Depending on whether you are working in SD, HD or UHD the answer to this question should always start with the reference specification, such as ITU-R BT.XXXX or SMPTE ST XXXX and then specific parameters about spatiotemporal characteristics; e.g.

1920×1080, 30 fps progressive, 8 bits per component, YCbCr 4:2:2, progressive.

Which parameter settings should you use?

  • Progressive
  • Same or higher resolution than the deliverable
  • 4:4:4, highest available component precision
  • The best quality that you can capture with your camera

Unless you absolutely have no choice, there is no good reason to capture interlaced video. Online video should not be interlaced and if you really must output interlaced you can convert progressive to interlaced.

Downscaled video is much better quality than upscaled so always choose a higher resolution if possible. However, there is probably little benefit in choosing 2K over HD.

Which codec should you use?

  • The best quality that you can capture with your camera
  • Transcode to an intermediate codec with more color precision for editing, such as ProRes
  • Transcode to the final deliverable at the final step of the editing process — this is very likely inter coded

You should use an intermediate codec for two reasons; (1) if the original is inter coded (e.g. MPEG or H.26x) or if the resolution is very high the resources load will be higher for your editing computer, (2) increasing the mathematical precision will introduce less noise during editing.

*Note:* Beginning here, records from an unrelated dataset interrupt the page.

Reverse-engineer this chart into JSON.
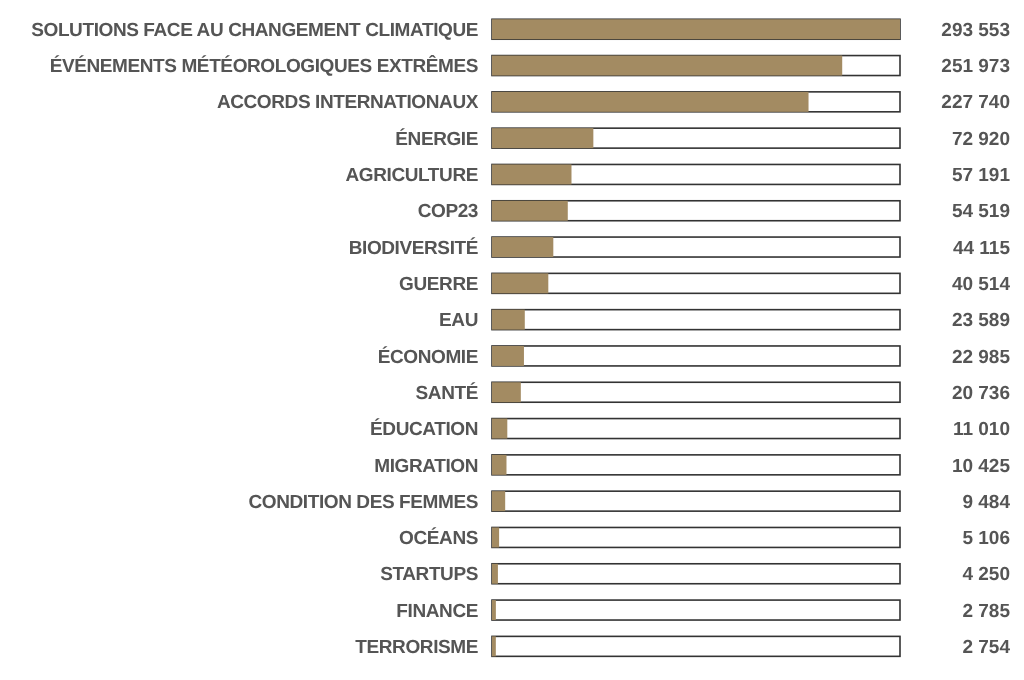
{
  "chart_data": {
    "type": "bar",
    "orientation": "horizontal",
    "categories": [
      "SOLUTIONS FACE AU CHANGEMENT CLIMATIQUE",
      "ÉVÉNEMENTS MÉTÉOROLOGIQUES EXTRÊMES",
      "ACCORDS INTERNATIONAUX",
      "ÉNERGIE",
      "AGRICULTURE",
      "COP23",
      "BIODIVERSITÉ",
      "GUERRE",
      "EAU",
      "ÉCONOMIE",
      "SANTÉ",
      "ÉDUCATION",
      "MIGRATION",
      "CONDITION DES FEMMES",
      "OCÉANS",
      "STARTUPS",
      "FINANCE",
      "TERRORISME"
    ],
    "values": [
      293553,
      251973,
      227740,
      72920,
      57191,
      54519,
      44115,
      40514,
      23589,
      22985,
      20736,
      11010,
      10425,
      9484,
      5106,
      4250,
      2785,
      2754
    ],
    "value_labels": [
      "293 553",
      "251 973",
      "227 740",
      "72 920",
      "57 191",
      "54 519",
      "44 115",
      "40 514",
      "23 589",
      "22 985",
      "20 736",
      "11 010",
      "10 425",
      "9 484",
      "5 106",
      "4 250",
      "2 785",
      "2 754"
    ],
    "color": "#a38b62",
    "tick_labels": "y"
  }
}
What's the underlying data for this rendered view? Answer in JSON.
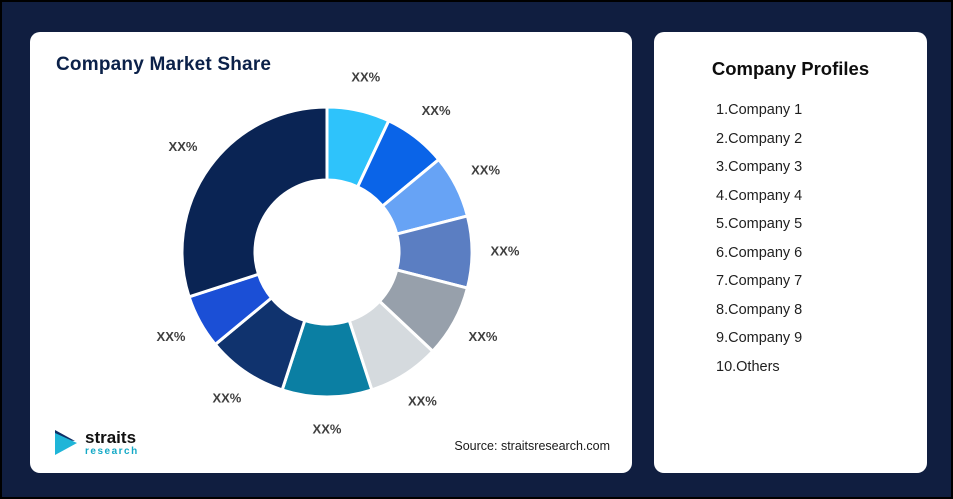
{
  "page": {
    "background_color": "#101e40"
  },
  "left_card": {
    "title": "Company Market Share",
    "source": "Source: straitsresearch.com",
    "logo": {
      "name": "straits",
      "sub": "research",
      "accent_color": "#14a9c6"
    }
  },
  "right_card": {
    "title": "Company Profiles",
    "items": [
      "1.Company 1",
      "2.Company 2",
      "3.Company 3",
      "4.Company 4",
      "5.Company 5",
      "6.Company 6",
      "7.Company 7",
      "8.Company 8",
      "9.Company 9",
      "10.Others"
    ]
  },
  "chart_data": {
    "type": "pie",
    "donut": true,
    "title": "Company Market Share",
    "categories": [
      "Company 1",
      "Company 2",
      "Company 3",
      "Company 4",
      "Company 5",
      "Company 6",
      "Company 7",
      "Company 8",
      "Company 9",
      "Others"
    ],
    "values": [
      7,
      7,
      7,
      8,
      8,
      8,
      10,
      9,
      6,
      30
    ],
    "labels": [
      "XX%",
      "XX%",
      "XX%",
      "XX%",
      "XX%",
      "XX%",
      "XX%",
      "XX%",
      "XX%",
      "XX%"
    ],
    "colors": [
      "#2ec3fb",
      "#0a64e8",
      "#67a3f5",
      "#5b7ec2",
      "#97a0ab",
      "#d5dade",
      "#0b7fa3",
      "#10336e",
      "#1b4fd6",
      "#0a2454"
    ],
    "start_angle_deg": 0,
    "legend_position": "none",
    "stroke_color": "#ffffff"
  }
}
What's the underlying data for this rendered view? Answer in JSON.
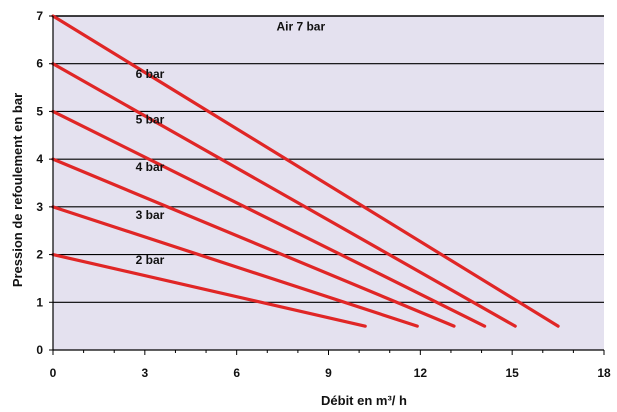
{
  "chart_data": {
    "type": "line",
    "xlabel": "Débit en m³/ h",
    "ylabel": "Pression de refoulement en bar",
    "xlim": [
      0,
      18
    ],
    "ylim": [
      0,
      7
    ],
    "x_ticks": [
      "0",
      "3",
      "6",
      "9",
      "12",
      "15",
      "18"
    ],
    "y_ticks": [
      "0",
      "1",
      "2",
      "3",
      "4",
      "5",
      "6",
      "7"
    ],
    "grid": "horizontal",
    "colors": {
      "plot_bg": "#e4e1ef",
      "line": "#e02626",
      "grid": "#000000"
    },
    "series": [
      {
        "name": "2 bar",
        "x": [
          0,
          10.2
        ],
        "y": [
          2,
          0.5
        ],
        "label_at": [
          2.7,
          1.8
        ]
      },
      {
        "name": "3 bar",
        "x": [
          0,
          11.9
        ],
        "y": [
          3,
          0.5
        ],
        "label_at": [
          2.7,
          2.75
        ]
      },
      {
        "name": "4 bar",
        "x": [
          0,
          13.1
        ],
        "y": [
          4,
          0.5
        ],
        "label_at": [
          2.7,
          3.75
        ]
      },
      {
        "name": "5 bar",
        "x": [
          0,
          14.1
        ],
        "y": [
          5,
          0.5
        ],
        "label_at": [
          2.7,
          4.75
        ]
      },
      {
        "name": "6 bar",
        "x": [
          0,
          15.1
        ],
        "y": [
          6,
          0.5
        ],
        "label_at": [
          2.7,
          5.7
        ]
      },
      {
        "name": "Air  7 bar",
        "x": [
          0,
          16.5
        ],
        "y": [
          7,
          0.5
        ],
        "label_at": [
          7.3,
          6.7
        ]
      }
    ]
  }
}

This is the choice that has the most effect on the final file size, assuming that resolution has already been chosen. You can now decide the acceptable trade off between file size and final quality.

Note: Intra coded means a frame is coded with no reliance on other frames. Inter coded means frames are predicted from previous and/or future key frames; this gives very high compression but takes more effort to compress/decompress. MPEG and H.26x standards use a mix of intra and inter coded frames.

What container should you use?

  • It really depends on who will be using the content and what for
  • One that is suitable to encode the metadata you need to attach to the video

As mentioned earlier, container does not affect quality and has little effect on file size, so this choice is down to preference and convenience.